Exemptions from the H-1B Annual Quota

On April 8, 2010, the U.S. Citizenship and Immigration Services (USCIS) announced it would continue to accept H-1B nonimmigrant petitions subject to the FY 2011 cap.  For regular cap, USCIS had received approximately 13,500 H-1B petitions.  For master cap cases, the agency had received approximately 5,600 applications filed by individuals with advanced degrees.  While there are still unused visa numbers, it is always wise to file one’s H-1B petition as soon as possible.  It is also important to note that the following categories of petitions are exempted from the annual cap:
1)         Holders of US-earned advanced degree:  There are additional 20,000 visa numbers specifically created by Congress for these individuals.  The key is that the degree must be earned at an accredited U.S. institution and is relevant to the professional occupation.
2)         The Employer is an "Institution of Higher Education” such as a college or university:  This exemption is quite straightforward.  Many academic researchers, teachers and professionals qualify for this exemption based on their employment at an accredited institution of higher education.
3)         The employer is a non-profit organization affiliated or related to an Institution of Higher Education:  There are many such employers.  Many non-profit organizations such as medical clinics and community organizations are affiliated or somehow related to colleges and universities.  For examples, they may have internship programs for college students or offer an environment for students to practice their trade.  The USCIS has been quite reasonable with the meaning of “affiliated” and “related.”  The key here is to ask the employer the right questions to find out their relationship with colleges or universities.

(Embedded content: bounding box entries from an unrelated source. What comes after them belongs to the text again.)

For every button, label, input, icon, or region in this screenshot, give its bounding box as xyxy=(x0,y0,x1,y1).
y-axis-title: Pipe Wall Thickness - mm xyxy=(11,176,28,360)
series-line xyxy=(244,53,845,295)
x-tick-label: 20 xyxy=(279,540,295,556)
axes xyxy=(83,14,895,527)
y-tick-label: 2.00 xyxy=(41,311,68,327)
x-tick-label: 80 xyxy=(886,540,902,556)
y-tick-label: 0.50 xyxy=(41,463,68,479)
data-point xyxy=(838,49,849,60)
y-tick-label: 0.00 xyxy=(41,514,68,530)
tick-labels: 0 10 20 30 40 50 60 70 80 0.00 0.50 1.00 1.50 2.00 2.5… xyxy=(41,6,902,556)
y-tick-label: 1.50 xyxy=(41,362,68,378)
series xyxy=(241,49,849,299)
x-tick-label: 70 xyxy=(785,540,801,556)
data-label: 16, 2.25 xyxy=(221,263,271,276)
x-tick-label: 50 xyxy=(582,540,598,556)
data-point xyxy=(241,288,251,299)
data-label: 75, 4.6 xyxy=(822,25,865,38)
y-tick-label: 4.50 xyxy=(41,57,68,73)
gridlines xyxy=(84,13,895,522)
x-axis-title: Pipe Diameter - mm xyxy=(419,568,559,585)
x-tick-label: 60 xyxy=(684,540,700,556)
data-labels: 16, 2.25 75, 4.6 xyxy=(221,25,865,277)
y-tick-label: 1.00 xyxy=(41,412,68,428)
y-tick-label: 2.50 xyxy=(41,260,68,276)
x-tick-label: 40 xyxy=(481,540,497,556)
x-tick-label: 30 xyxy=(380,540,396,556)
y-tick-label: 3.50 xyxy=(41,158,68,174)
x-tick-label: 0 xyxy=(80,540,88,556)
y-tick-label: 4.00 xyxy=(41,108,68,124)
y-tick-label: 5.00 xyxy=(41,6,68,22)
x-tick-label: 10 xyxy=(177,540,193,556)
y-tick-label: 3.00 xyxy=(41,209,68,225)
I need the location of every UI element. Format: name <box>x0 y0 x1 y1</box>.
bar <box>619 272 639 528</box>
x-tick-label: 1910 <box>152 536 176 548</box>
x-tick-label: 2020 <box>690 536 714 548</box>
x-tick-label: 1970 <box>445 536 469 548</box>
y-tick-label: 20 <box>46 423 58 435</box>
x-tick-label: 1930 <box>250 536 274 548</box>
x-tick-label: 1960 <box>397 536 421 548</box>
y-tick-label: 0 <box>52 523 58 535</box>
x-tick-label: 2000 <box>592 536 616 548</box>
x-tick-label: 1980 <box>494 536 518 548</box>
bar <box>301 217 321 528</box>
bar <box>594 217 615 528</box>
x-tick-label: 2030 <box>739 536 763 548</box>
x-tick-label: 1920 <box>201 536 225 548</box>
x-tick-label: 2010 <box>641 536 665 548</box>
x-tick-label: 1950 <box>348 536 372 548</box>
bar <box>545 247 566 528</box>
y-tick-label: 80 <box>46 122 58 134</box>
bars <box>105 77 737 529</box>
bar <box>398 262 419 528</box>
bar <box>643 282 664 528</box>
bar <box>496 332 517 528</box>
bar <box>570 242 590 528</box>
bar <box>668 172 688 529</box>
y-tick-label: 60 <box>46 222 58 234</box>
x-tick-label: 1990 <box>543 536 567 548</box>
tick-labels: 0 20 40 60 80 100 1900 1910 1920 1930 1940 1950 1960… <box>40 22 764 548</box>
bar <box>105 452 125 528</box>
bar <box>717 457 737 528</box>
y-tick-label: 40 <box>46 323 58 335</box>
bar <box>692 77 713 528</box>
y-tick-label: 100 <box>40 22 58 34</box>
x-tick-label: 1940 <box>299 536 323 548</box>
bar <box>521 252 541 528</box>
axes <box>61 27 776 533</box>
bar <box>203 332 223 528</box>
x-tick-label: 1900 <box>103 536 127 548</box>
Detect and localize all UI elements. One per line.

4)         The Employer is a nonprofit research organization or government research organization:  For private organizations, proper document is needed to document the nature of the research activities being conducted.
5)         The H-1B employment is at an H-1B exempt employer:  This exception is not known by many applicants.  For many petitions, the H-1B employer is not itself an exempted entity.  However, by virtue of the nature of the employment, the H-1B beneficiary has to physically work on-site at an entity which is an exempt institution.  Again, some investigation is needed to ascertain eligibility for this exemption.  Many categories of H-1B workers including IT professionals may qualify for it.

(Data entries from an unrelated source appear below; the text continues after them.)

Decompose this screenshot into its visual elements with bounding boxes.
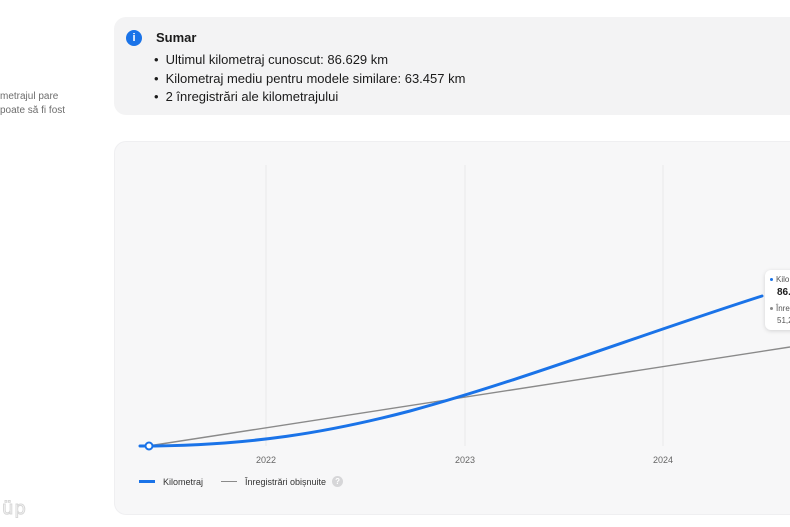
legend-label-mileage: Kilometraj xyxy=(163,476,204,487)
watermark-logo: üp xyxy=(2,498,27,520)
legend-item-mileage[interactable]: Kilometraj xyxy=(139,477,203,487)
x-tick-2022: 2022 xyxy=(256,455,276,465)
tooltip-series2-label: Înre xyxy=(776,304,790,313)
summary-title: Sumar xyxy=(156,30,197,45)
side-note: metrajul pare poate să fi fost xyxy=(0,90,80,118)
chart-legend: Kilometraj Înregistrări obișnuite ? xyxy=(139,476,361,487)
tooltip-series2-value: 51,2 xyxy=(777,316,790,325)
tooltip-series1-value: 86. xyxy=(777,287,790,298)
summary-item-average-mileage: Kilometraj mediu pentru modele similare:… xyxy=(154,70,466,89)
tooltip-series1-label-row: Kilo xyxy=(770,275,789,284)
tooltip-series1-label: Kilo xyxy=(776,275,790,284)
tooltip-series2-label-row: Înre xyxy=(770,304,790,313)
info-icon: i xyxy=(126,30,142,46)
help-icon[interactable]: ? xyxy=(332,476,344,487)
legend-swatch-typical-records xyxy=(221,480,238,483)
chart-tooltip: Kilo 86. Înre 51,2 xyxy=(765,270,790,330)
series-mileage-start-point xyxy=(144,441,154,451)
tooltip-series1-dot xyxy=(770,278,773,282)
x-tick-2024: 2024 xyxy=(653,455,673,465)
side-note-line-1: metrajul pare xyxy=(0,91,59,102)
side-note-line-2: poate să fi fost xyxy=(0,105,66,116)
tooltip-series2-dot xyxy=(770,307,773,311)
x-tick-2023: 2023 xyxy=(455,455,475,465)
legend-swatch-mileage xyxy=(139,480,155,483)
grid-lines xyxy=(265,165,664,446)
legend-label-typical-records: Înregistrări obișnuite xyxy=(245,476,327,487)
summary-item-last-mileage: Ultimul kilometraj cunoscut: 86.629 km xyxy=(154,51,465,70)
mileage-chart-card xyxy=(114,141,790,515)
summary-panel: i Sumar Ultimul kilometraj cunoscut: 86.… xyxy=(114,17,790,115)
summary-item-record-count: 2 înregistrări ale kilometrajului xyxy=(154,88,465,107)
legend-item-typical-records[interactable]: Înregistrări obișnuite ? xyxy=(221,476,344,487)
series-typical-records-line xyxy=(147,346,790,447)
summary-list: Ultimul kilometraj cunoscut: 86.629 km K… xyxy=(154,51,466,107)
series-mileage-line xyxy=(138,294,764,448)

6)         Applicants who are citizens of Singapore, Chile, or Australia:  Separate visa categories and visa quota are available for these individuals.  For Singaporeans and Chileans, there is the H1B1 visa category.  For Australians, the E-3 visa category is designed for them. These individuals are not subject to the general H-1B cap.
7)         Concurrent exempt employment:  For those applicants who are already working in exempt H-1B status, they are eligible to apply for concurrent non-exempt H-1B employment.  It is important for the applicant to maintain proper H-1B status at the exempt employment in order to continue working for the cap-subject employer.
8)        Applicants who were counted before: For H-1B applicants who were already counted once during the past six years, and who were absent from the U.S. for more than one year, may seek to use the “reminder” of the six-year maximum period.  These applicants may also elect to re-apply for a new six-year period of H-1B status (granted in three-year installments).  However, if the absence was less than one year, the applicant may only apply to reenter the U.S. based on the reminder of the initial H-1B status.